1 de Abril, 2014 Carlos Esperança
Momento zen de segunda_31-03_2014 – DN
João César das Neves (JCN), megafone ortodoxo do clero reacionário e depositário da herança do concílio de Trento, brindou-nos hoje com uma homilia a que deu o título de “O fósforo e a gasolina”.

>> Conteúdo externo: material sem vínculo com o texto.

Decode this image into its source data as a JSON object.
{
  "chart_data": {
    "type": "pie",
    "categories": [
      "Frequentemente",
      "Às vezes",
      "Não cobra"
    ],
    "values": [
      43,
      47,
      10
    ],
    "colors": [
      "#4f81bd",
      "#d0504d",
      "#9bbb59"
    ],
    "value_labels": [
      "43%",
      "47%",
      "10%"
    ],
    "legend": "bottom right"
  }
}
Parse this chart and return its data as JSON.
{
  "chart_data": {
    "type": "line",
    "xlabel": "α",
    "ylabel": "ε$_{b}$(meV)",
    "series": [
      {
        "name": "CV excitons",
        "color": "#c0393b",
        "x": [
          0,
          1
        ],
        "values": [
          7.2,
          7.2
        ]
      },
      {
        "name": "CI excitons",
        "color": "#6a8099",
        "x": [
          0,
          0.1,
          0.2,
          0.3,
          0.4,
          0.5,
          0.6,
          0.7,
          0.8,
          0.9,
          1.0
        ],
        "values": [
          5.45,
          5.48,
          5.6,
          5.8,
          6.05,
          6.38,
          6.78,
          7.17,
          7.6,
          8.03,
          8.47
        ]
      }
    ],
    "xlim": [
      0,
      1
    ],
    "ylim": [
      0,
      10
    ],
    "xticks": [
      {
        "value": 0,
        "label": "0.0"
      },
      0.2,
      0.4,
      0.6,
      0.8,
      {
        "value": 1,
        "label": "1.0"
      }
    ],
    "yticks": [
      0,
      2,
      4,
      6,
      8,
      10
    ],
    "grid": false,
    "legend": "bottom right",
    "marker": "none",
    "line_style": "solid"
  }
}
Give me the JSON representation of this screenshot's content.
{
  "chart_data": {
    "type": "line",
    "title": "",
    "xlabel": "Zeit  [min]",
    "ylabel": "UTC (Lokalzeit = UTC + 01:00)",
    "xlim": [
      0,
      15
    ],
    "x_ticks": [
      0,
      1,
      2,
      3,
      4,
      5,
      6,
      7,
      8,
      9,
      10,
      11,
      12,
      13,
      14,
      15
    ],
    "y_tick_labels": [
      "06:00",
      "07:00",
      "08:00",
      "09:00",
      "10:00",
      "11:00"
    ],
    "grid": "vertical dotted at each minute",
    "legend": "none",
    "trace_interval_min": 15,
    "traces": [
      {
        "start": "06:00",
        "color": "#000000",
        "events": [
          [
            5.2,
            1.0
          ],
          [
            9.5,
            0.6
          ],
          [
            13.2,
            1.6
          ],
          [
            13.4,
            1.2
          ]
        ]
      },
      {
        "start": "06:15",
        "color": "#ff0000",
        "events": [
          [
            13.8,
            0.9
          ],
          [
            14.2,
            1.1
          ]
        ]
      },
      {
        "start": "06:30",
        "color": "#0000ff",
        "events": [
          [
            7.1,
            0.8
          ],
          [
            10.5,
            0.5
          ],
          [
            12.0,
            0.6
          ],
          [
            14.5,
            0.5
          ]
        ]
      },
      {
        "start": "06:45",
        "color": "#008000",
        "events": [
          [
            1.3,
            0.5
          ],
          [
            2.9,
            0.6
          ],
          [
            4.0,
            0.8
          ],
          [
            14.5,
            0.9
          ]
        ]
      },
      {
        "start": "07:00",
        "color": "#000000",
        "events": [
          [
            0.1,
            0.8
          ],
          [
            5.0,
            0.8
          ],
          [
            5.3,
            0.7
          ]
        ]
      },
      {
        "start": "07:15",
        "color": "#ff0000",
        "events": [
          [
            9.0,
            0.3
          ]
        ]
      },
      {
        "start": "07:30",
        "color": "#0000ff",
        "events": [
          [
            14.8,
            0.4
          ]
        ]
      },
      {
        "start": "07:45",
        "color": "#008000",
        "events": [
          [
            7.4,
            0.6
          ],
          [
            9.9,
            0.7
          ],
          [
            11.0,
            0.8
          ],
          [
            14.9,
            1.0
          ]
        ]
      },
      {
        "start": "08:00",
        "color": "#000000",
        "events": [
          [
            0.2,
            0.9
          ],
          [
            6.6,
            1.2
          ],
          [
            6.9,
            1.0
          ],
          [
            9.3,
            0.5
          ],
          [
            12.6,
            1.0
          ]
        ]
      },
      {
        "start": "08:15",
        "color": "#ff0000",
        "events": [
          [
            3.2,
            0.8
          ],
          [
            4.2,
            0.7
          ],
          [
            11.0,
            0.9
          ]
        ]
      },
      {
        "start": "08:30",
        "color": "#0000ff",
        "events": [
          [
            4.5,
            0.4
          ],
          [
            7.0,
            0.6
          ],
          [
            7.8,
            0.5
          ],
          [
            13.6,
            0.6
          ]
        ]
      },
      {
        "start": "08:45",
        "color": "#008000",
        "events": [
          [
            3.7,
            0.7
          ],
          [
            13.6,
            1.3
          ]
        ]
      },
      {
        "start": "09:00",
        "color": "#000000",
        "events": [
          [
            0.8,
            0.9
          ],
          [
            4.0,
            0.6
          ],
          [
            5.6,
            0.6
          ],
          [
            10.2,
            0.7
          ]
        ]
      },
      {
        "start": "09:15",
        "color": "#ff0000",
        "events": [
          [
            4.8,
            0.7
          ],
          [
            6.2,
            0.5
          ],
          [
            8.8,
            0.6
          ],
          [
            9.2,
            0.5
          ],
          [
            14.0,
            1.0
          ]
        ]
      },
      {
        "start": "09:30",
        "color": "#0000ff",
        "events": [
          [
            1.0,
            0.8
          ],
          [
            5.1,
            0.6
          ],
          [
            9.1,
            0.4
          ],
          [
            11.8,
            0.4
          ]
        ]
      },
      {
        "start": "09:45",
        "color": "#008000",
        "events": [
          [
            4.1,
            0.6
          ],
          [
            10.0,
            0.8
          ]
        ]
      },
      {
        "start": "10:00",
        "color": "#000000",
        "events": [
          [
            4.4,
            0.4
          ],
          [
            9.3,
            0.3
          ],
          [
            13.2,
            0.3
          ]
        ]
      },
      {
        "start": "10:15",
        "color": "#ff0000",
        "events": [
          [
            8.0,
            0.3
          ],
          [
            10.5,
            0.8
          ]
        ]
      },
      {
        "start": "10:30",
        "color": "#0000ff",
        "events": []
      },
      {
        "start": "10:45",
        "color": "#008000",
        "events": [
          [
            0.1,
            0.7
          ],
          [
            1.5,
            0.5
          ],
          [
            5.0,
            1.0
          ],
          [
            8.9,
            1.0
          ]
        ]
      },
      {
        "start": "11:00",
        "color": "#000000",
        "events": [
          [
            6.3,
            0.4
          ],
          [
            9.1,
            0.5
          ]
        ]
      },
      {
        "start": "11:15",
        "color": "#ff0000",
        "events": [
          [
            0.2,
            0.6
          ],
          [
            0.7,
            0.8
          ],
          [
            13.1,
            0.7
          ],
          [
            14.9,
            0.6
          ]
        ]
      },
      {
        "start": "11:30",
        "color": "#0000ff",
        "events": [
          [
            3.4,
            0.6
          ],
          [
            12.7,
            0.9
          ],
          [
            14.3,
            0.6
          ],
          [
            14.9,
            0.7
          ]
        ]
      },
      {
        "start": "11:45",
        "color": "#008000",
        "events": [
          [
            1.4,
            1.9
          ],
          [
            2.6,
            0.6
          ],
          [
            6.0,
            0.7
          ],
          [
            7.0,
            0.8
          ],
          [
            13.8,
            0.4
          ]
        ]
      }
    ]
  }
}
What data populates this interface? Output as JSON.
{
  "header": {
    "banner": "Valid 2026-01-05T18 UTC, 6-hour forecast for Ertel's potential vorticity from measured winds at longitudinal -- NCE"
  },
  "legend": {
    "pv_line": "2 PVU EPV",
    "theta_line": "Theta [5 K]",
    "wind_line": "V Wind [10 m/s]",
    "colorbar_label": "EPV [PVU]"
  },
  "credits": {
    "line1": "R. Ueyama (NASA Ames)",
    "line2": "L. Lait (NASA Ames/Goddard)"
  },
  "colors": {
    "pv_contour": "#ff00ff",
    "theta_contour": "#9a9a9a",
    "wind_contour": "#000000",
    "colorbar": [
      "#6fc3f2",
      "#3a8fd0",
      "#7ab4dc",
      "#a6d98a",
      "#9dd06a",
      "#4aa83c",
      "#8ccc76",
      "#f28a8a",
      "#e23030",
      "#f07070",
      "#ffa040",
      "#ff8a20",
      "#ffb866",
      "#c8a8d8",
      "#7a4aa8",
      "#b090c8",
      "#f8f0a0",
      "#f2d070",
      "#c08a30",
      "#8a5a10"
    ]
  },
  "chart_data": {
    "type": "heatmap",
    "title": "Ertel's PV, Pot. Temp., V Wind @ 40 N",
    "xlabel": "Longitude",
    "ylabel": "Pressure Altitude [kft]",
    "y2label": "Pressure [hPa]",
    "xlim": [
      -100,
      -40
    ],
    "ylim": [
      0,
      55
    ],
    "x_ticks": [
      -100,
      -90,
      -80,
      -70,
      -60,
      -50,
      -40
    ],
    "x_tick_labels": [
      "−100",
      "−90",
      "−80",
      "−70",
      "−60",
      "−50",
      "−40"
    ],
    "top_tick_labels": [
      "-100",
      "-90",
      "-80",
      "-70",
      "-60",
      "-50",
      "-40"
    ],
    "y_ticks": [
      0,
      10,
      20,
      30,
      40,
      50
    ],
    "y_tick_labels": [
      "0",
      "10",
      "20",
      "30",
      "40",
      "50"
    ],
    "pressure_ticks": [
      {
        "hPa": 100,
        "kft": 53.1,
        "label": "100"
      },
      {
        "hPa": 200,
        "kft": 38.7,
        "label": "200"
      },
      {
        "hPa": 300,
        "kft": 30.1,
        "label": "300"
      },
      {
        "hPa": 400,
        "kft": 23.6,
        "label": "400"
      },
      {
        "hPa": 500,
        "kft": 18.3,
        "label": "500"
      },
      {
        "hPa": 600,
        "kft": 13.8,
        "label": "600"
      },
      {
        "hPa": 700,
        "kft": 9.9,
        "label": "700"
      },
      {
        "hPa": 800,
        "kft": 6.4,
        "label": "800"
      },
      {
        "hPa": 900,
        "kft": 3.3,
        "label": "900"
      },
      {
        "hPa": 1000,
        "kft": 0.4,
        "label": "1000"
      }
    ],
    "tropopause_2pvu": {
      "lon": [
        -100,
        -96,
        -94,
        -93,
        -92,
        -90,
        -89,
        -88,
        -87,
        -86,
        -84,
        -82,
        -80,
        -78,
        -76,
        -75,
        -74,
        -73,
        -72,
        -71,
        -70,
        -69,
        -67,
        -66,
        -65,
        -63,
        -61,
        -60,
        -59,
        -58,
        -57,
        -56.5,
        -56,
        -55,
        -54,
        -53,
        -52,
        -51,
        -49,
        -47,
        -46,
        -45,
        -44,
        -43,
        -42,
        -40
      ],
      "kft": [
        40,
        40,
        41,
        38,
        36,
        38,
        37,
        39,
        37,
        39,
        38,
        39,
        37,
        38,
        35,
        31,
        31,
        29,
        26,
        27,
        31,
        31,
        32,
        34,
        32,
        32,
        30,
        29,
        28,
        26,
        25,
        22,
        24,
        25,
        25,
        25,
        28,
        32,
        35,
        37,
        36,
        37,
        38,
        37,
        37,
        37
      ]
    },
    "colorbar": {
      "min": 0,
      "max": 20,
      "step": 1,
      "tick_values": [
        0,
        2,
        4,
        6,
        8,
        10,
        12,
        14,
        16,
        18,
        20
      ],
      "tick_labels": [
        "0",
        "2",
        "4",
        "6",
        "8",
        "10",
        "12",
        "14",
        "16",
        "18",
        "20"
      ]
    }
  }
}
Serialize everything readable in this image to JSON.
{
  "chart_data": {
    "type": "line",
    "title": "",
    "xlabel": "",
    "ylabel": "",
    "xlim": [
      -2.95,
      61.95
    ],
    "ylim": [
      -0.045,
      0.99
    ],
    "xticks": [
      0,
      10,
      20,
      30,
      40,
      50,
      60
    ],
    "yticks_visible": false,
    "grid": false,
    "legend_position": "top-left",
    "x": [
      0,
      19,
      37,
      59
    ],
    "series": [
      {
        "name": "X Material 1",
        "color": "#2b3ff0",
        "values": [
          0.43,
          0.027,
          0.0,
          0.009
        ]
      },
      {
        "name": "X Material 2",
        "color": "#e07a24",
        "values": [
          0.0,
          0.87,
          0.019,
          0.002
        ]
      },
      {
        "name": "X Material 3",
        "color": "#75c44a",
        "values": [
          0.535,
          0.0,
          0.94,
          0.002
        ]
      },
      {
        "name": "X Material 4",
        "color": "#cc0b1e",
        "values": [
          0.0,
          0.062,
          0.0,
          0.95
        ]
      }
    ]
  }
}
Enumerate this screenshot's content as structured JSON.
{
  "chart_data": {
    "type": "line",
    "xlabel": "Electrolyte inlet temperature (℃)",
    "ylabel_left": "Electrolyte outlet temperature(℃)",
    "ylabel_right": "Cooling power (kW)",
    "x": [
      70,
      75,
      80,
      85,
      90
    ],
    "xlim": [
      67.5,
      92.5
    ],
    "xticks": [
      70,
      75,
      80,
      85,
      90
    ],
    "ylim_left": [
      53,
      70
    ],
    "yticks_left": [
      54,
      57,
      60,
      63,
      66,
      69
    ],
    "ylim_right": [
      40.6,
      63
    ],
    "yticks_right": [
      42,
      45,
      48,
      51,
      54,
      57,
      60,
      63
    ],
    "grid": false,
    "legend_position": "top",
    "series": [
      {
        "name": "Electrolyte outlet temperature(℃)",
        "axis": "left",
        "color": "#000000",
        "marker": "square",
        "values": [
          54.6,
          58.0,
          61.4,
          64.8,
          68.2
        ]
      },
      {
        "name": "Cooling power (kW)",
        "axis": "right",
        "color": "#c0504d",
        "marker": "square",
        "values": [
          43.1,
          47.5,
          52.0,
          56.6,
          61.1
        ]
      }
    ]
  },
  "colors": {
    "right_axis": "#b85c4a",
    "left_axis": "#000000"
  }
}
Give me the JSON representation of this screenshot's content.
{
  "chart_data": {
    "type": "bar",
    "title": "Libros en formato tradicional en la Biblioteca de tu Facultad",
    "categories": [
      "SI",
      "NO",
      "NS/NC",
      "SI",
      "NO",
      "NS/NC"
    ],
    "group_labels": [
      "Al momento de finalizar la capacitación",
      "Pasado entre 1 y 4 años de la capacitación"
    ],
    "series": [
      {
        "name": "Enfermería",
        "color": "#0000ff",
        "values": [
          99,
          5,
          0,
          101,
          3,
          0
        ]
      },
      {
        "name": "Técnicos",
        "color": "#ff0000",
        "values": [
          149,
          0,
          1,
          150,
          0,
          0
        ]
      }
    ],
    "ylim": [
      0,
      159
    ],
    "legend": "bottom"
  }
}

Execrou a cultura ocidental porque, “após ter tentado (…) revolucionar religião, política e economia”, “decidiu abalar a família”. Trocou a ordem tradicional pela “libertinagem mais total». Ele lá saberá os meios que frequenta e os hábitos da sua madraça, para dizer que “Foi formulado um axioma sensual, decretando o prazer venéreo como supremo e absoluto” [sic]. Freud veria na obsessão sexual o recalcamento que substitui pelo cilício.
Informa que “Os horrores da Revolução Francesa, União Soviética, etc. resultaram do esquecimento da estrutura social natural”. Não explica, basta-lhe a fé. “Também a crise financeira global ou os desastres de automóvel vêm do descuido de velhos princípios de prudência. Nada se compara, porém, com o arrasador mito libertino contemporâneo”, diz JCN. Talvez não seja o substantivo que o apavora, é o adjetivo que o excita. Aceita, decerto, o mito, adora os seus mitos, apenas execra a lascívia.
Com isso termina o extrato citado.